BHeapSampler is a Java Memory Analysis Tool that presents a graph-view of a java heap dump
How does it work?
It takes a (size weighted) random sample of objects from where to compute root-paths and adds these path up to a graph
Why a graph? How does it compare to Eclipse-MAT's Dominator Tree?
BHeapSampler generates a class-level graph. Eclipse-MAT's Domitator Tree is an instance level tree.
These are two totally different concepts. BHeapSampler achieves information-compaction
by projecting the instance-graph to a graph whos nodes more or less correspond to classes.
More or less because the node's identity is anything between instance
and class, subject to configuration, but mostly it's class identity and second most it's
"parent identity", meaning that the node inherits it's identity from it's referes.
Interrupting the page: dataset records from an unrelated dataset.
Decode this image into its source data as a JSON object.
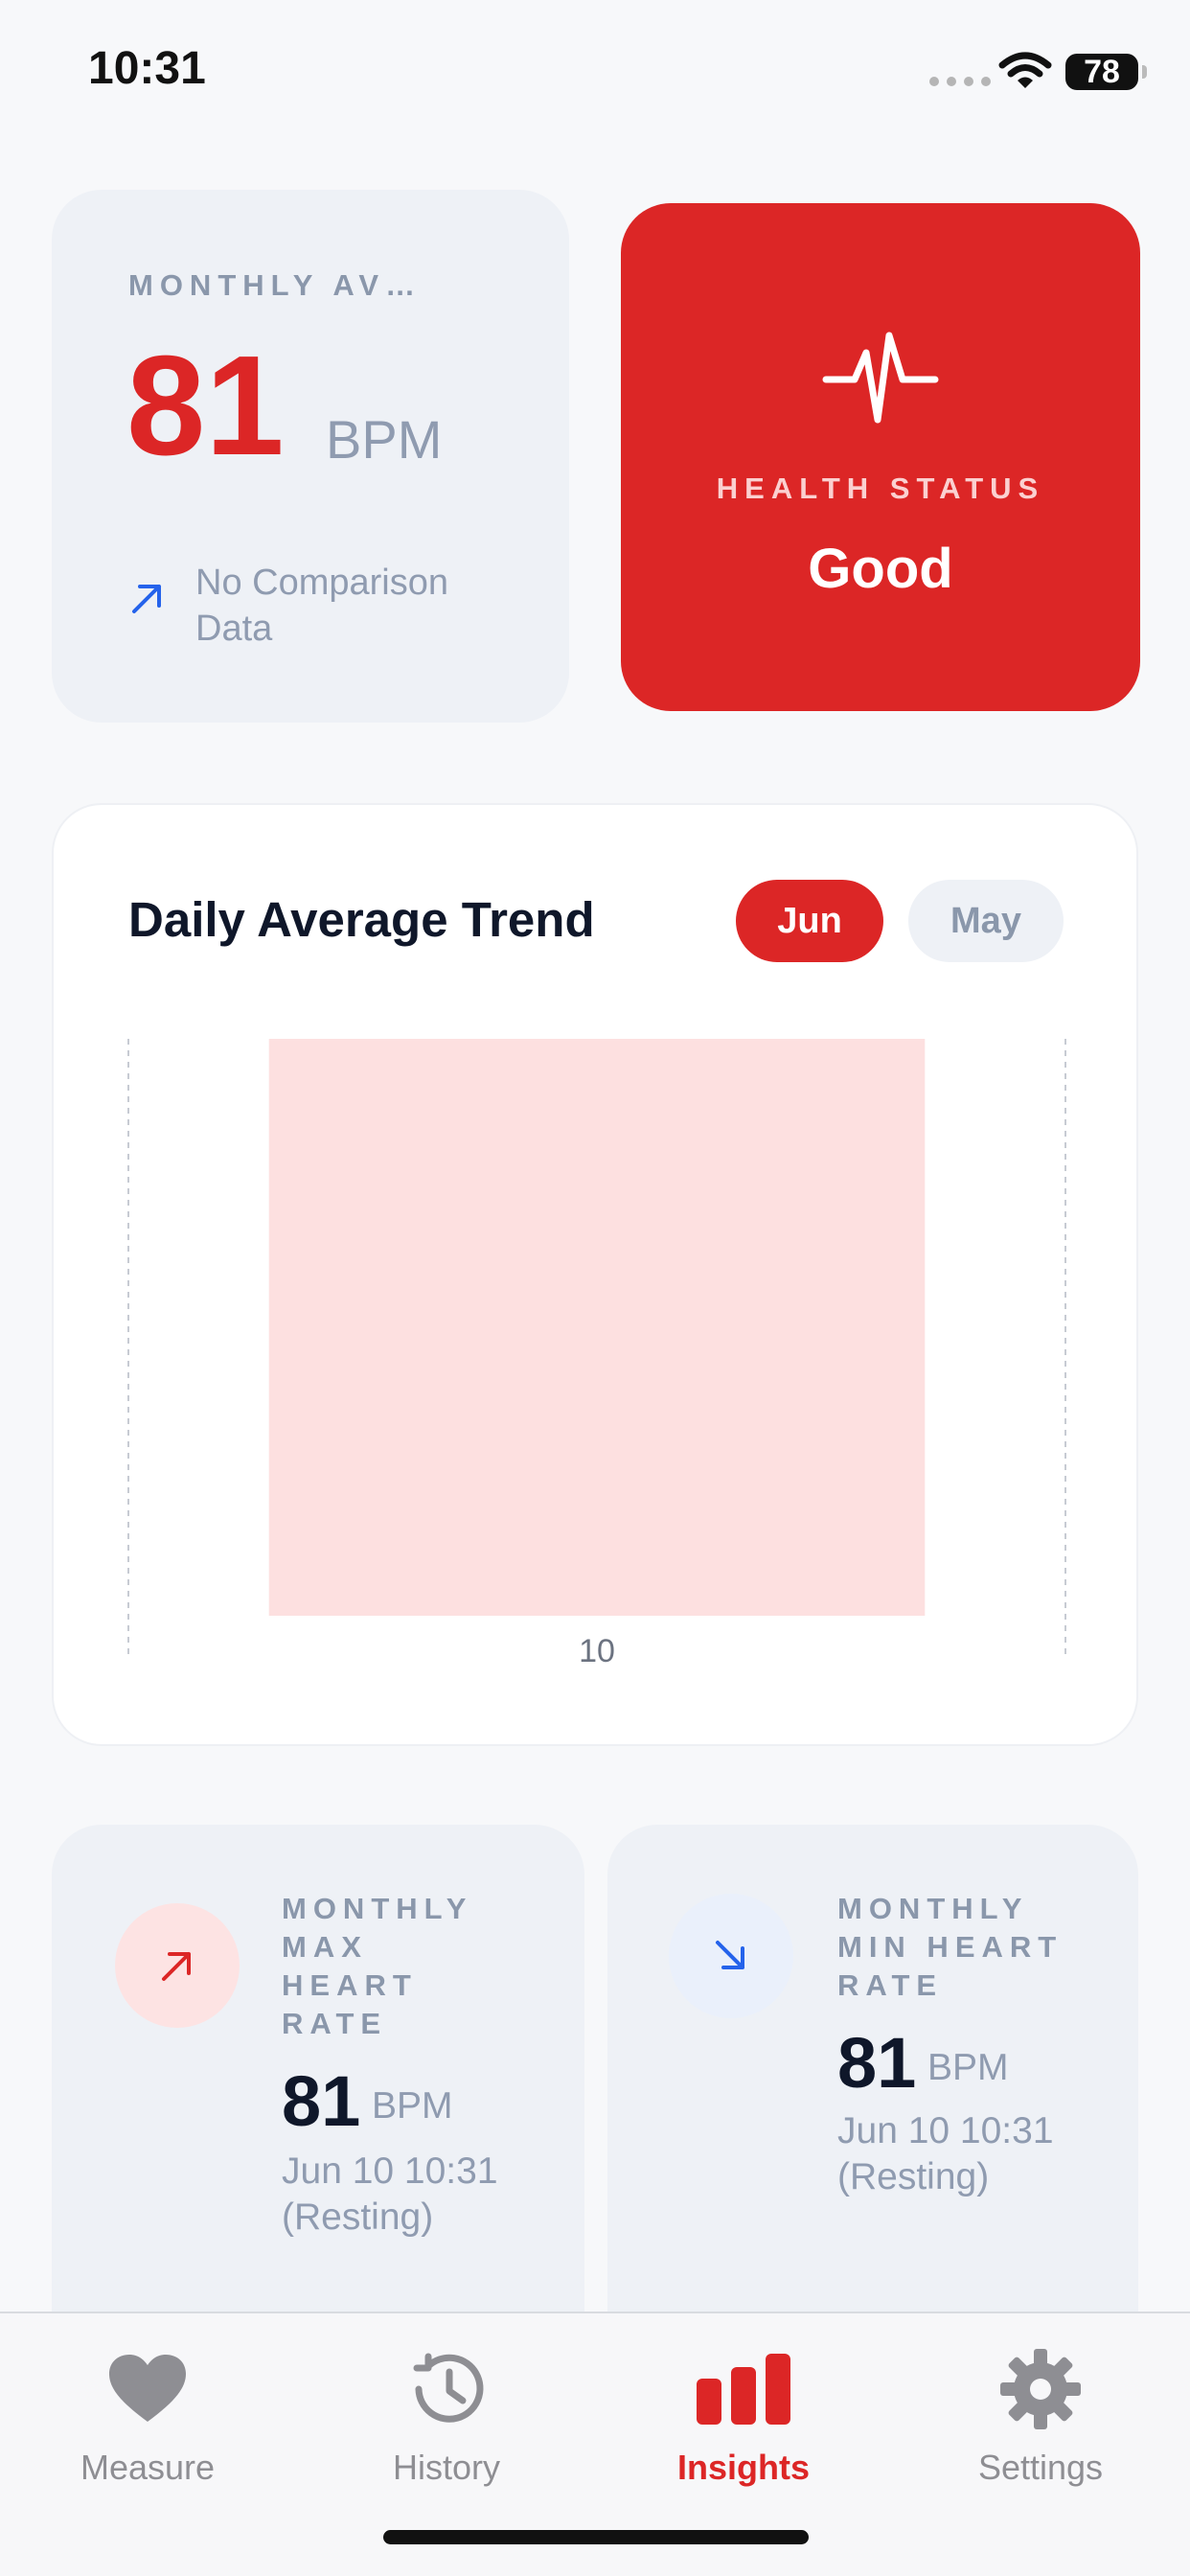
{
  "status_bar": {
    "time": "10:31",
    "battery": "78"
  },
  "monthly_average": {
    "label": "MONTHLY AV…",
    "value": "81",
    "unit": "BPM",
    "comparison": "No Comparison Data",
    "trend_icon": "arrow-up-right-icon"
  },
  "health_status": {
    "icon": "pulse-icon",
    "label": "HEALTH STATUS",
    "value": "Good"
  },
  "trend": {
    "title": "Daily Average Trend",
    "segments": [
      {
        "label": "Jun",
        "selected": true
      },
      {
        "label": "May",
        "selected": false
      }
    ]
  },
  "chart_data": {
    "type": "bar",
    "categories": [
      "10"
    ],
    "values": [
      81
    ],
    "title": "Daily Average Trend",
    "xlabel": "",
    "ylabel": "",
    "bar_color": "#fde0e0",
    "grid": "vertical dashed"
  },
  "max_stat": {
    "label": "MONTHLY MAX HEART RATE",
    "value": "81",
    "unit": "BPM",
    "date": "Jun 10 10:31 (Resting)",
    "icon": "arrow-up-right-icon"
  },
  "min_stat": {
    "label": "MONTHLY MIN HEART RATE",
    "value": "81",
    "unit": "BPM",
    "date": "Jun 10 10:31 (Resting)",
    "icon": "arrow-down-right-icon"
  },
  "tabs": [
    {
      "label": "Measure",
      "icon": "heart-icon",
      "active": false
    },
    {
      "label": "History",
      "icon": "clock-history-icon",
      "active": false
    },
    {
      "label": "Insights",
      "icon": "bar-chart-icon",
      "active": true
    },
    {
      "label": "Settings",
      "icon": "gear-icon",
      "active": false
    }
  ],
  "colors": {
    "accent": "#dc2626",
    "muted": "#8f9bb0",
    "card": "#eef1f6",
    "blue": "#2563eb"
  }
}
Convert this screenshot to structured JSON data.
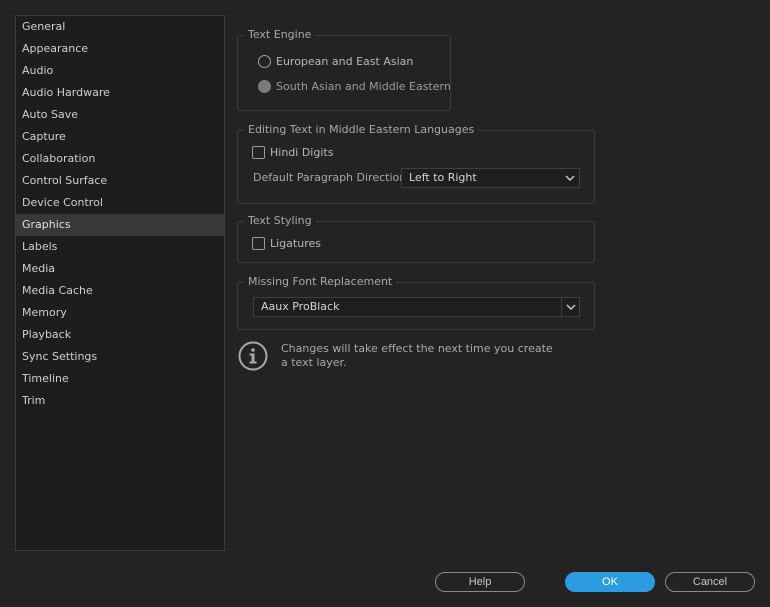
{
  "sidebar": {
    "items": [
      {
        "label": "General"
      },
      {
        "label": "Appearance"
      },
      {
        "label": "Audio"
      },
      {
        "label": "Audio Hardware"
      },
      {
        "label": "Auto Save"
      },
      {
        "label": "Capture"
      },
      {
        "label": "Collaboration"
      },
      {
        "label": "Control Surface"
      },
      {
        "label": "Device Control"
      },
      {
        "label": "Graphics"
      },
      {
        "label": "Labels"
      },
      {
        "label": "Media"
      },
      {
        "label": "Media Cache"
      },
      {
        "label": "Memory"
      },
      {
        "label": "Playback"
      },
      {
        "label": "Sync Settings"
      },
      {
        "label": "Timeline"
      },
      {
        "label": "Trim"
      }
    ],
    "selected": "Graphics"
  },
  "text_engine": {
    "title": "Text Engine",
    "options": [
      {
        "label": "European and East Asian",
        "checked": false
      },
      {
        "label": "South Asian and Middle Eastern",
        "checked": true
      }
    ]
  },
  "middle_eastern": {
    "title": "Editing Text in Middle Eastern Languages",
    "hindi_digits_label": "Hindi Digits",
    "hindi_digits_checked": false,
    "direction_label": "Default Paragraph Direction:",
    "direction_value": "Left to Right"
  },
  "text_styling": {
    "title": "Text Styling",
    "ligatures_label": "Ligatures",
    "ligatures_checked": false
  },
  "missing_font": {
    "title": "Missing Font Replacement",
    "value": "Aaux ProBlack"
  },
  "info": {
    "icon": "info-icon",
    "message": "Changes will take effect the next time you create a text layer."
  },
  "footer": {
    "help_label": "Help",
    "ok_label": "OK",
    "cancel_label": "Cancel"
  },
  "colors": {
    "background": "#232323",
    "primary_button": "#2d9be0",
    "selection": "#383838"
  }
}
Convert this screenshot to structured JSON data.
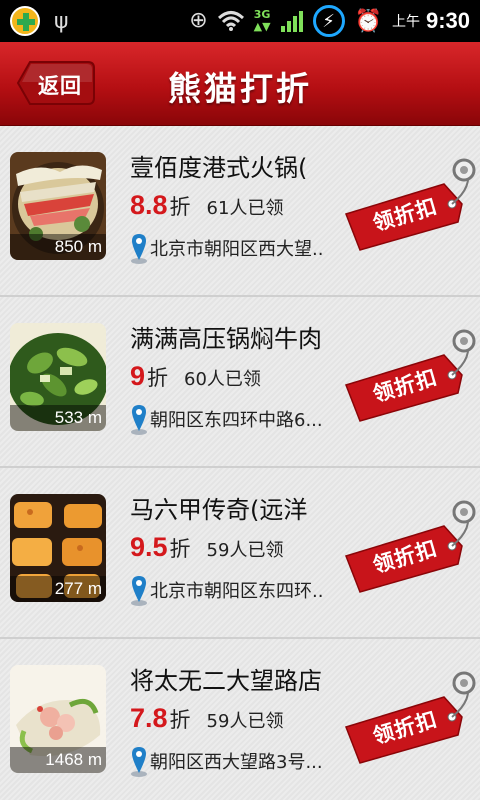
{
  "statusbar": {
    "ampm": "上午",
    "time": "9:30",
    "network": "3G",
    "icons": [
      "360-plus-icon",
      "usb-icon",
      "gps-icon",
      "wifi-icon",
      "3g-icon",
      "signal-icon",
      "charging-icon",
      "alarm-icon"
    ]
  },
  "header": {
    "back_label": "返回",
    "title": "熊猫打折"
  },
  "colors": {
    "header_red": "#c0171b",
    "discount_red": "#d4181c",
    "coupon_red": "#c8141a",
    "pin_blue": "#1f7fc8"
  },
  "deals": [
    {
      "name": "壹佰度港式火锅(",
      "discount": "8.8",
      "unit": "折",
      "claimed": "61人已领",
      "address": "北京市朝阳区西大望..",
      "distance": "850 m",
      "coupon_label": "领折扣",
      "thumb": "hotpot"
    },
    {
      "name": "满满高压锅焖牛肉",
      "discount": "9",
      "unit": "折",
      "claimed": "60人已领",
      "address": "朝阳区东四环中路6...",
      "distance": "533 m",
      "coupon_label": "领折扣",
      "thumb": "greens"
    },
    {
      "name": "马六甲传奇(远洋",
      "discount": "9.5",
      "unit": "折",
      "claimed": "59人已领",
      "address": "北京市朝阳区东四环..",
      "distance": "277 m",
      "coupon_label": "领折扣",
      "thumb": "sushi"
    },
    {
      "name": "将太无二大望路店",
      "discount": "7.8",
      "unit": "折",
      "claimed": "59人已领",
      "address": "朝阳区西大望路3号...",
      "distance": "1468 m",
      "coupon_label": "领折扣",
      "thumb": "salad"
    }
  ]
}
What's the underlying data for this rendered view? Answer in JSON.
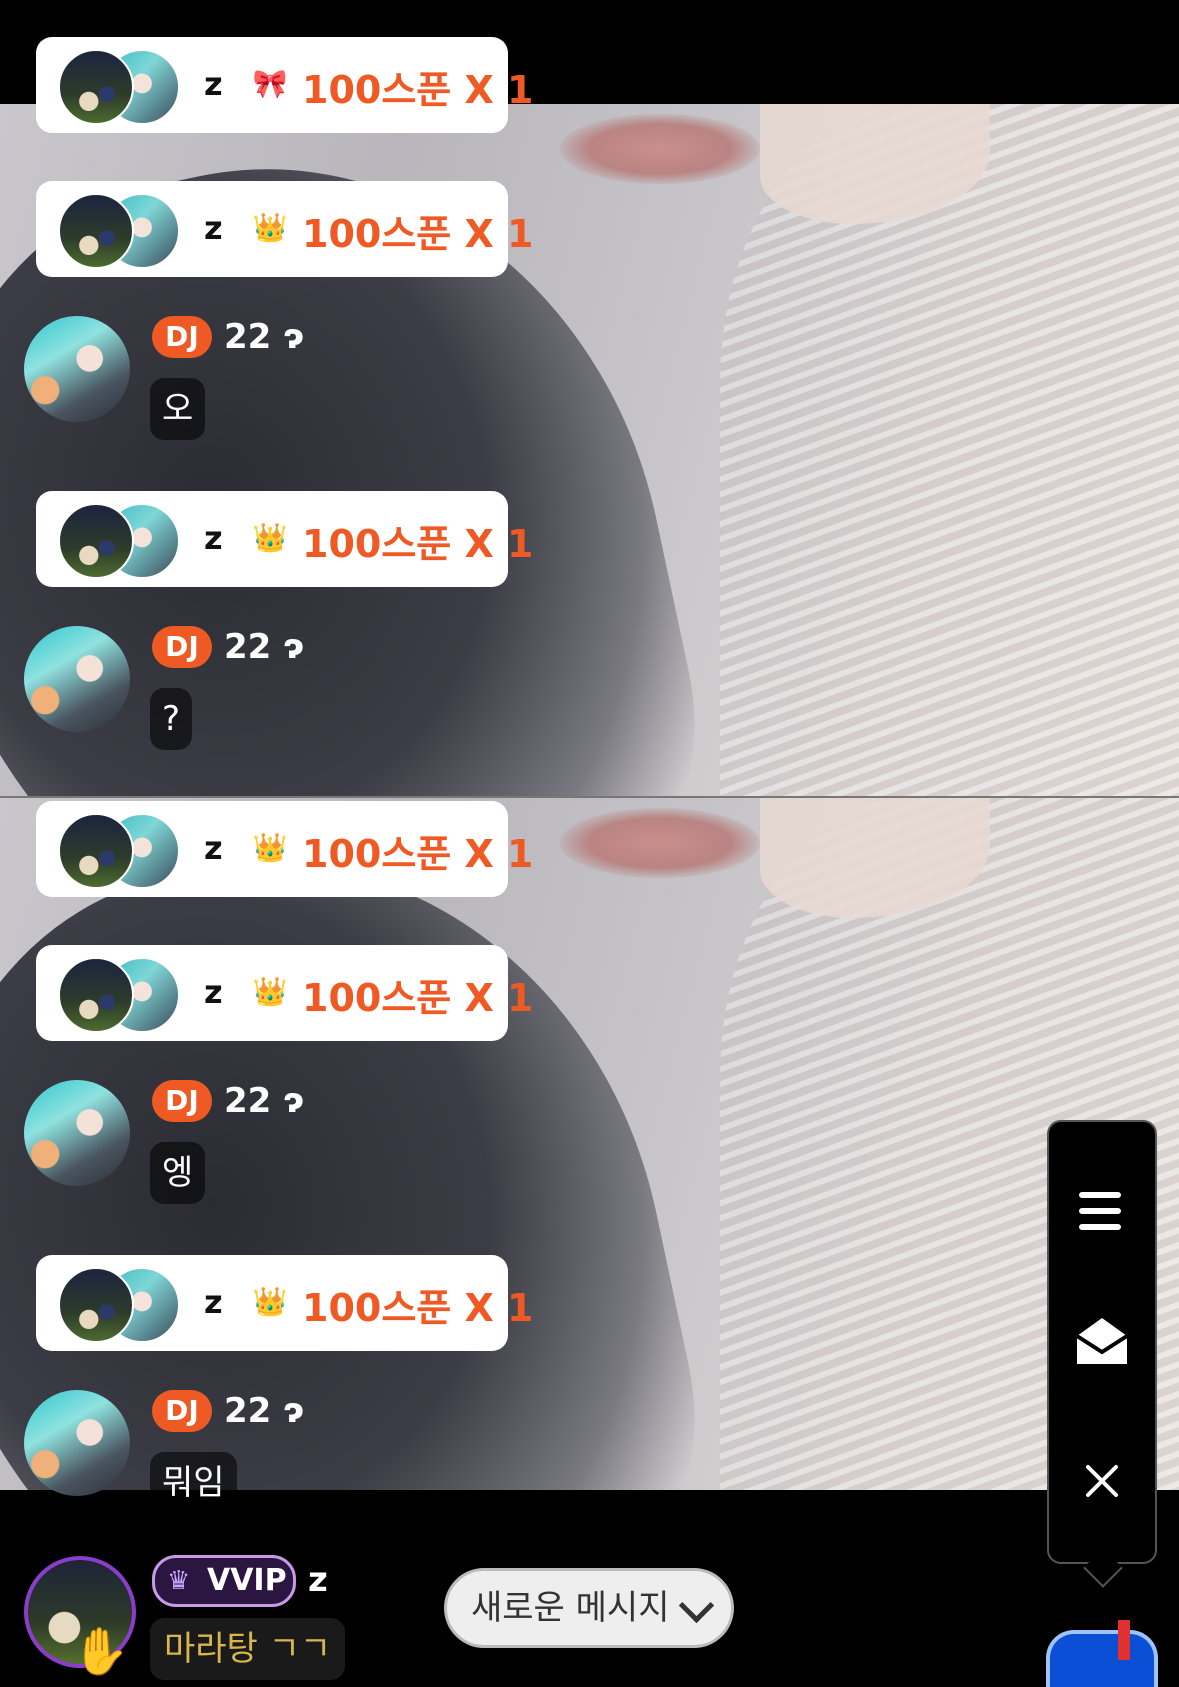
{
  "gift_messages": [
    {
      "user": "z",
      "icon": "🎀",
      "amount": "100스푼 X 1"
    },
    {
      "user": "z",
      "icon": "👑",
      "amount": "100스푼 X 1"
    },
    {
      "user": "z",
      "icon": "👑",
      "amount": "100스푼 X 1"
    },
    {
      "user": "z",
      "icon": "👑",
      "amount": "100스푼 X 1"
    },
    {
      "user": "z",
      "icon": "👑",
      "amount": "100스푼 X 1"
    },
    {
      "user": "z",
      "icon": "👑",
      "amount": "100스푼 X 1"
    }
  ],
  "chat_messages": [
    {
      "badge": "DJ",
      "nickname": "22 ɂ",
      "text": "오"
    },
    {
      "badge": "DJ",
      "nickname": "22 ɂ",
      "text": "?"
    },
    {
      "badge": "DJ",
      "nickname": "22 ɂ",
      "text": "엥"
    },
    {
      "badge": "DJ",
      "nickname": "22 ɂ",
      "text": "뭐임"
    }
  ],
  "my_message": {
    "badge": "VVIP",
    "nickname": "z",
    "text": "마라탕 ㄱㄱ"
  },
  "new_message_button": "새로운 메시지",
  "side_panel": {
    "menu_icon": "menu-icon",
    "mail_icon": "open-mail-icon",
    "close_icon": "close-icon"
  },
  "colors": {
    "accent": "#ef5a24",
    "vvip_border": "#c79ae6",
    "my_text": "#d8b64a"
  }
}
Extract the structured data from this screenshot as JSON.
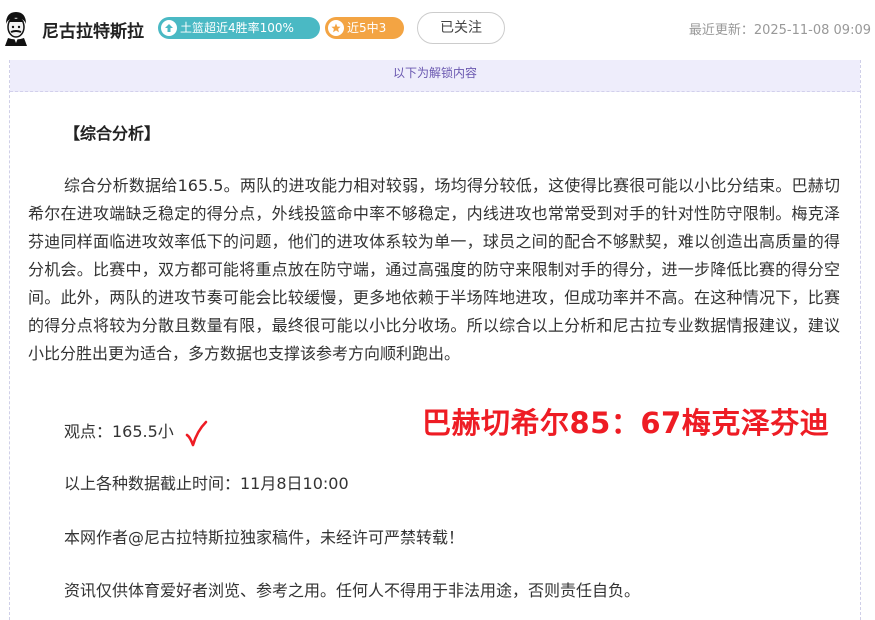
{
  "header": {
    "author_name": "尼古拉特斯拉",
    "badge_streak": "土篮超近4胜率100%",
    "badge_recent": "近5中3",
    "follow_label": "已关注",
    "update_label": "最近更新：",
    "update_time": "2025-11-08 09:09"
  },
  "unlock_banner": "以下为解锁内容",
  "article": {
    "section_title": "【综合分析】",
    "analysis": "综合分析数据给165.5。两队的进攻能力相对较弱，场均得分较低，这使得比赛很可能以小比分结束。巴赫切希尔在进攻端缺乏稳定的得分点，外线投篮命中率不够稳定，内线进攻也常常受到对手的针对性防守限制。梅克泽芬迪同样面临进攻效率低下的问题，他们的进攻体系较为单一，球员之间的配合不够默契，难以创造出高质量的得分机会。比赛中，双方都可能将重点放在防守端，通过高强度的防守来限制对手的得分，进一步降低比赛的得分空间。此外，两队的进攻节奏可能会比较缓慢，更多地依赖于半场阵地进攻，但成功率并不高。在这种情况下，比赛的得分点将较为分散且数量有限，最终很可能以小比分收场。所以综合以上分析和尼古拉专业数据情报建议，建议小比分胜出更为适合，多方数据也支撑该参考方向顺利跑出。",
    "viewpoint": "观点：165.5小",
    "final_score": "巴赫切希尔85：67梅克泽芬迪",
    "cutoff_time": "以上各种数据截止时间：11月8日10:00",
    "copyright": "本网作者@尼古拉特斯拉独家稿件，未经许可严禁转载！",
    "disclaimer": "资讯仅供体育爱好者浏览、参考之用。任何人不得用于非法用途，否则责任自负。"
  },
  "icons": {
    "avatar": "tesla-portrait-avatar",
    "badge_streak_icon": "upload-arrow-icon",
    "badge_recent_icon": "star-icon",
    "check": "red-check-mark-icon"
  },
  "colors": {
    "badge_streak": "#4ab9c4",
    "badge_recent": "#f3a443",
    "score_red": "#ee1c24",
    "banner_bg": "#eeedfb"
  }
}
How is the result presented?
BHeapSampler does not include a graph-layouter. The resulting graph is stored in "DOT"-language.
(see http://en.wikipedia.org/wiki/DOT_language) Graphical layout can be done using
GraphViz, e.g. for PDF-Format via command-line:
"dot -Tpdf -omemory_graph.pdf memory_graph.dot"
Why statistical amd not exact? What about the statitical error?
Just for algorithmic reasons. The graph view was derived from a similar tool
for performance-analysis from statistical stack-sampling - just replaced the
stacktraces by memory-paths. That's why it's still statistical. Never thought
about an exact approach, maybe that's possible.
However, statistical error is not the problem when analysing a heap dump. Conceptual problems in assigning
memory allocation to responsible structures are where the headache comes from.
Statistical error can always be as low as needed by calculating enough paths.
What is the maximum size of heap dumps BHeapSampler can process?
BHeapSampler loads part of the heap-dump in it's own memory, but never allocates more memory than 2/3 of the
size of the dump. So there's no limit in size, just a 2-billion limit in object count (32-bit max-int).
Just -Xmx enough heap memory to the tool.
Which heap-dump-formats are supported?
BHeapSampler reads heap-dumps in HPROF-Binary format. The extended HPROF-format used by Android/Dalik
can be processed as well (tested for Gingerbread only, use the hprov-conv tool if it fails).
Does BHeapSampler ignore weak references in path-finding?
Yes and no. It uses sorted avoid-class-lists, which defaults to avoid Weak-/Soft-Refs
and the finalizer queue, and prefers static versus dynamic roots. So weak paths are found
if and only if no strong path exists, and the finalizer queue is found if and only
if the object is finalizable.
How can I find an alterative path if the graph shows a non-exlusive, shortest path?
You can either use the random-walk path finder, or you can modify the avoid-class-lists
to avoid the path that you already know.
Why are there two different avoid class lists?
The avoidGhostList is used for ghost-like references (Weak/Soft/Finalizers). The avoidClassList
is used to specify preferences between normal, strong paths. The technical difference is that
paths avoided via the ghost-list do not prevent the strong path from beeing displayed as exclusive.
Is BHeapSampler better than Eclipse-MAT?
BHeapSampler is powerful at what it does: presenting an intuitive view of the dominating structures of a java heap.
It can do that in productive environments where extracting the heap dump to the developers desk may
fail due to size or security restrictions. However, it's just a command-line tool and not
a full-featured memory-debugger, so facing it to other tools is comparing apples and oranges.
What is the develoment status of BHeapSampler?
Statistical heap analysis is a new idea, and BHeapSampler was started as a proof-of-concept with
limited time-budget. It has evolved to a field-proven tool, but there's no ongoing active development
other than bugfixes. It is presented here as a binary "run-and-see" version with limited configuration
(e.g. with hardcoded identity policy) mainly to present the concept of getting an inituitive view on
memory structures via a class-level graph. It would be nice to see the community pick up the idea for
an open-source project or for integration into existing tools.
You provide BHeapSampler as an obfuscated binary. How can I be sure that it does not do
any bad things like calling home or tampering with my system?
It does nothing like that. Just reads the dump and writes two files. I did not use any agressive
obfusaction options and it's only 20k of bytecode, so you can just decompile and read what it's doing.